In right triangle ABC, right angled at C, M is the mid-point of hypotenuse AB. C is joined to M and produced to a point D such that DM = CM. Point D is joined to point B(see Fig. 7.23). Show that:
(i) ∆ AMC ≅ ∆ BMD
(ii) ∠ DBC is a right angle.
(iii) ∆ DBC ≅ ∆ ACB
(iv) CM = $\frac{1}{2}$ AB

 

Given: M is the mid-point of hypotenuse AB, ∠C = 90° and DM = CM

To Prove:

i) ΔAMC ≅ ΔBMD

ii) ∠DBC is a right angle .

iii) ΔDBC ≅ ΔACB

iv) CM = $\frac{1}{2}$  AB

Proof: i) In ΔAMC and ΔBMD,

AM = BM (M is the mid - point of AB)

∠AMC = ∠BMD (Vertically opposite angles)

CM = DM (Given)

∴ ΔAMC ≅ ΔBMD (By SAS congruence rule)

∴ AC = BD (By CPCT)

Also, ∠ACM = ∠BDM (By CPCT)

ii) ∠DBC is a right angle.

We know that, ∠ACM = ∠BDM (proved above)

But, ∠ACM and ∠BDM are alternate interior angles.

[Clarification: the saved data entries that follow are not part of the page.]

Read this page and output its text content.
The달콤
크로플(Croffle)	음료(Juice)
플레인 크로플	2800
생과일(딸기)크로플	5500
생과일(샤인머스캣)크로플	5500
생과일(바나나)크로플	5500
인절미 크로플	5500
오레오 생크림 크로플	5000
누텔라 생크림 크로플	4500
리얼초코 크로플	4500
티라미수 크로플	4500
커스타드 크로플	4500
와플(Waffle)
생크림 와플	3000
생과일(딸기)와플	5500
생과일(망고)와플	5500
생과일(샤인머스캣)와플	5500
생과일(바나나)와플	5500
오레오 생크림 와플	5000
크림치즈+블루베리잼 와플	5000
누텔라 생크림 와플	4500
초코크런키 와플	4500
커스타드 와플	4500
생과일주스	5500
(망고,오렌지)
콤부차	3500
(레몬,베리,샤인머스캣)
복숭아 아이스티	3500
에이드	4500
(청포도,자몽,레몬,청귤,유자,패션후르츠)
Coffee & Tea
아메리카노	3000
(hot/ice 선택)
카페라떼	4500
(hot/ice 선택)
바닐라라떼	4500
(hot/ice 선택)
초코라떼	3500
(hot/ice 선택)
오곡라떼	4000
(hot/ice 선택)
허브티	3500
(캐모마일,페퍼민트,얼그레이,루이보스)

Since alternate angles are equal, it can be said that DB || AC.

∠DBC + ∠ACB = 180° (Co-interior angles)

∠DBC + 90° = 180° [Since, ΔACB is a right angled triangle]

∴ ∠DBC = 90°

Thus, ∠DBC is a right angle.

iii) In ΔDBC and ΔACB,

DB = AC (Already proved)

∠DBC = ∠ACB = 90° (Proved above)

BC = CB(Common)

∴ Δ DBC ≅ Δ ACB (SAS congruence rule)

iv) CM = 1/2 AB

Since Δ DBC ≅ Δ ACB

AB = DC (By CPCT)

⇒ 1/2 AB = 1/2 DC

It is given that M is the midpoint of DC and AB.

CM = 1/2 DC = 1/2 AB

∴ CM = 1/2 AB